My Dream LibraryIf I could have a dollar for every other thought, I’d build myself a library with my own wages bought. I’d paint the walls with sunshine, with joy splattered here and there. Every room would smell of flowers and there’d be magic in the air. I’d import darker floors to remind me of my fears – Fine, crystallized disasters mined from the hardest years. There would be no windows but there’d still be lots of light – A million phosphorous-emitting fishes to confuse the day with night. As for the books themselves – it would be hard to stem my pride, For their covers would match the radiance of the words hidden inside.
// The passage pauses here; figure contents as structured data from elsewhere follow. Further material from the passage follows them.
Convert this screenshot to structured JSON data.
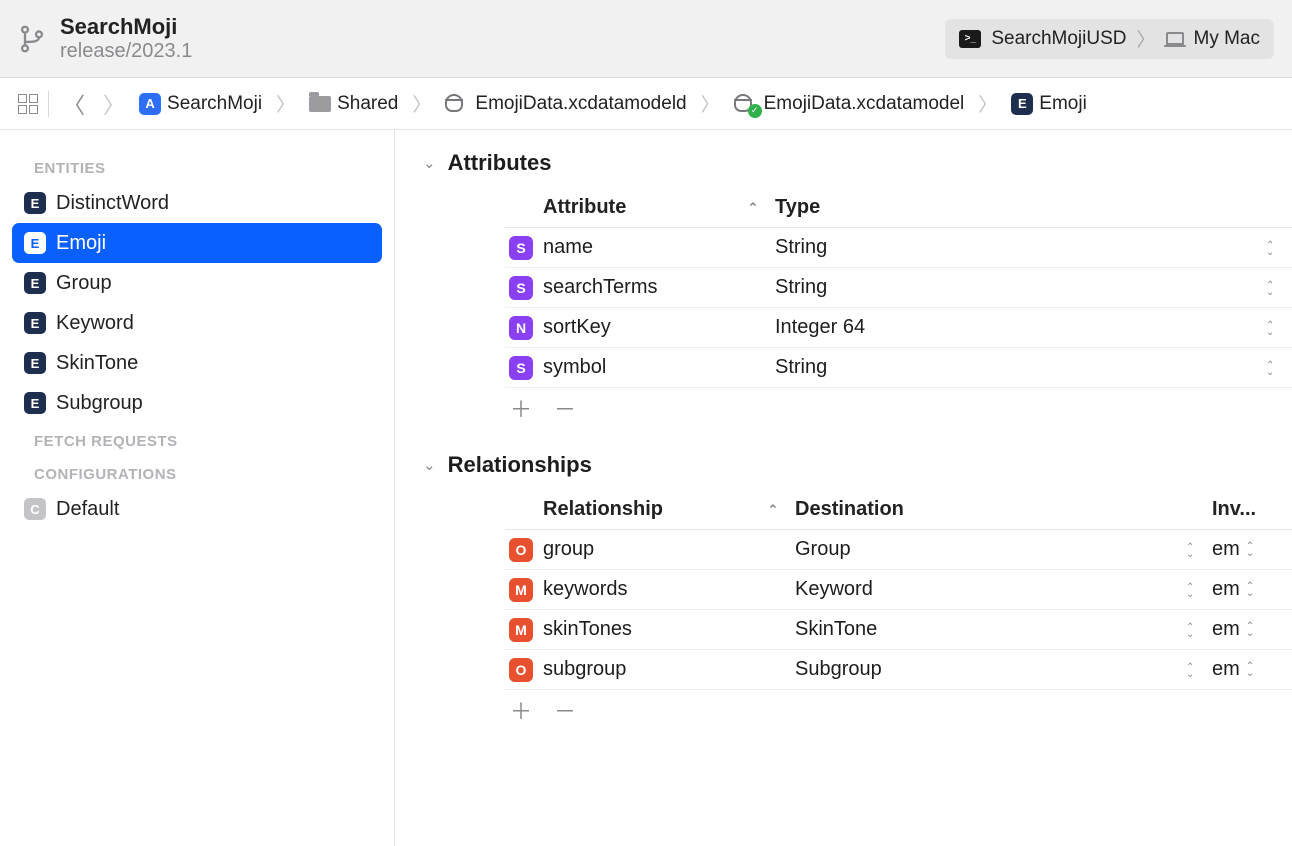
{
  "header": {
    "project_title": "SearchMoji",
    "branch_label": "release/2023.1",
    "scheme": {
      "name": "SearchMojiUSD",
      "device": "My Mac"
    }
  },
  "breadcrumb": {
    "items": [
      {
        "label": "SearchMoji",
        "icon": "app"
      },
      {
        "label": "Shared",
        "icon": "folder"
      },
      {
        "label": "EmojiData.xcdatamodeld",
        "icon": "datamodel-container"
      },
      {
        "label": "EmojiData.xcdatamodel",
        "icon": "datamodel"
      },
      {
        "label": "Emoji",
        "icon": "entity"
      }
    ]
  },
  "sidebar": {
    "section_entities": "ENTITIES",
    "entities": [
      {
        "label": "DistinctWord",
        "selected": false
      },
      {
        "label": "Emoji",
        "selected": true
      },
      {
        "label": "Group",
        "selected": false
      },
      {
        "label": "Keyword",
        "selected": false
      },
      {
        "label": "SkinTone",
        "selected": false
      },
      {
        "label": "Subgroup",
        "selected": false
      }
    ],
    "section_fetch": "FETCH REQUESTS",
    "section_config": "CONFIGURATIONS",
    "config_default": "Default"
  },
  "main": {
    "attributes": {
      "title": "Attributes",
      "columns": {
        "name": "Attribute",
        "type": "Type"
      },
      "rows": [
        {
          "icon": "S",
          "name": "name",
          "type": "String"
        },
        {
          "icon": "S",
          "name": "searchTerms",
          "type": "String"
        },
        {
          "icon": "N",
          "name": "sortKey",
          "type": "Integer 64"
        },
        {
          "icon": "S",
          "name": "symbol",
          "type": "String"
        }
      ]
    },
    "relationships": {
      "title": "Relationships",
      "columns": {
        "name": "Relationship",
        "dest": "Destination",
        "inv": "Inv..."
      },
      "rows": [
        {
          "icon": "O",
          "name": "group",
          "dest": "Group",
          "inv": "em"
        },
        {
          "icon": "M",
          "name": "keywords",
          "dest": "Keyword",
          "inv": "em"
        },
        {
          "icon": "M",
          "name": "skinTones",
          "dest": "SkinTone",
          "inv": "em"
        },
        {
          "icon": "O",
          "name": "subgroup",
          "dest": "Subgroup",
          "inv": "em"
        }
      ]
    }
  },
  "colors": {
    "selection": "#0a60ff",
    "entity_badge": "#1d2e4e",
    "attr_purple": "#8a3ff3",
    "rel_orange": "#e8512f",
    "muted": "#8a8a8e",
    "titlebar_bg": "#f1f1f1"
  }
}
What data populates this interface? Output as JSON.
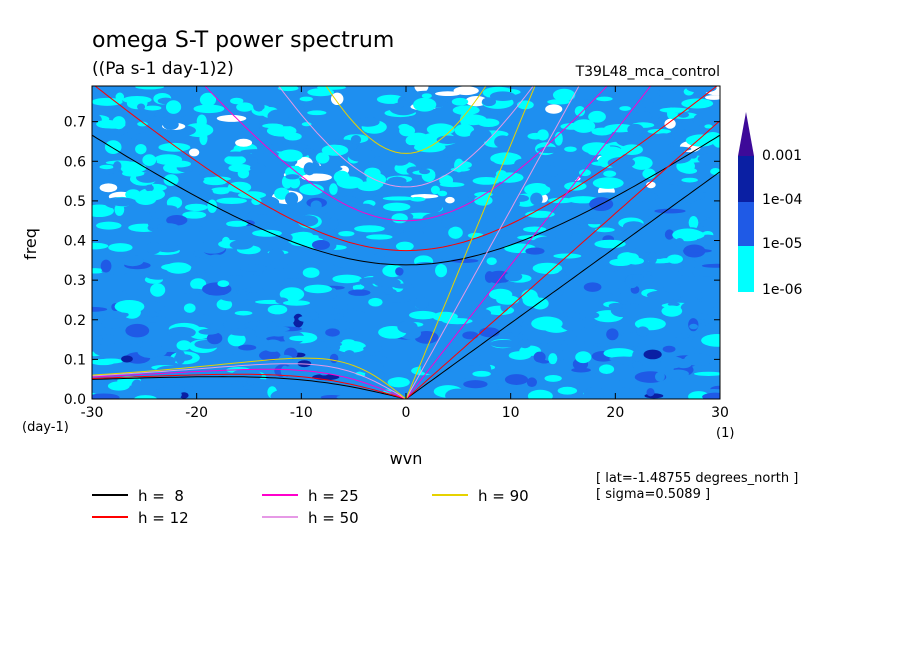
{
  "chart_data": {
    "type": "heatmap",
    "title": "omega S-T power spectrum",
    "subtitle": "((Pa s-1 day-1)2)",
    "run_label": "T39L48_mca_control",
    "xlabel": "wvn",
    "ylabel": "freq",
    "x_unit": "(1)",
    "y_unit": "(day-1)",
    "xlim": [
      -30,
      30
    ],
    "ylim": [
      0,
      0.79
    ],
    "xticks": [
      -30,
      -20,
      -10,
      0,
      10,
      20,
      30
    ],
    "yticks": [
      0.0,
      0.1,
      0.2,
      0.3,
      0.4,
      0.5,
      0.6,
      0.7
    ],
    "xtick_labels": [
      "-30",
      "-20",
      "-10",
      "0",
      "10",
      "20",
      "30"
    ],
    "ytick_labels": [
      "0.0",
      "0.1",
      "0.2",
      "0.3",
      "0.4",
      "0.5",
      "0.6",
      "0.7"
    ],
    "colorbar": {
      "levels": [
        "0.001",
        "1e-04",
        "1e-05",
        "1e-06"
      ],
      "colors": [
        "#3d0a99",
        "#0a1fa3",
        "#1f5ae6",
        "#1e8ff0",
        "#00ffff",
        "#ffffff"
      ]
    },
    "dispersion_curves": [
      {
        "label": "h =  8",
        "color": "#000000"
      },
      {
        "label": "h = 12",
        "color": "#ff0000"
      },
      {
        "label": "h = 25",
        "color": "#ff00cc"
      },
      {
        "label": "h = 50",
        "color": "#e699e6"
      },
      {
        "label": "h = 90",
        "color": "#e6d200"
      }
    ],
    "notes": [
      "[ lat=-1.48755 degrees_north ]",
      "[ sigma=0.5089 ]"
    ]
  }
}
But once a book was opened it would be like an open door, And I’d leave behind this library to return nevermore.
So, apparently there’s this Facebook group called “Webcomics Anonymous,” after a magazine of the same title. I decided to join, right? But after I confirm that I want to join, I go to the members list and stop. It’s alphabetical. My name is first. Right above Greg Dean‘s. Greg Dean, man! The author of “Real Life”! One of the first maybe twenty webcomics I started reading religiously. And while I am considering letting it go (it just doesn’t make me laugh as much anymore), the fact remained: I cannot just sit at the top of this illustrious list. I cannot be first above Greg Dean. I was – am – cowed by the sheer enormity of this. My last name starts with a C. His starts with a D. Oh cruel fate!
Maybe one day, when I grow a pair, I will actually join the group. It isn’t just for webcomic authors. At least, it never said it was just for them. So maybe. One day.
My creative offering today is a binder cover I did for my old novel “Past, Present and Probable Future,” which actually doesn’t need a binder cover, but still.
I used myself as a model for both the scared face and the angry head-woman. Both are supposed to represent character-Ashley (c-Ashley), my counterpart and general god-moder. She is a seer, and spends a good third of the story trying to prevent herself from becoming the evil, black-magic-using sorceress pictured above. I like the picture, though goodness knows the story could use more work. I don’t think I’ll ever publish it (it’s a self-insertion and a Mary Sue), but I’d still like to work on it. Who knows? Maybe I’ll change the names and my mind.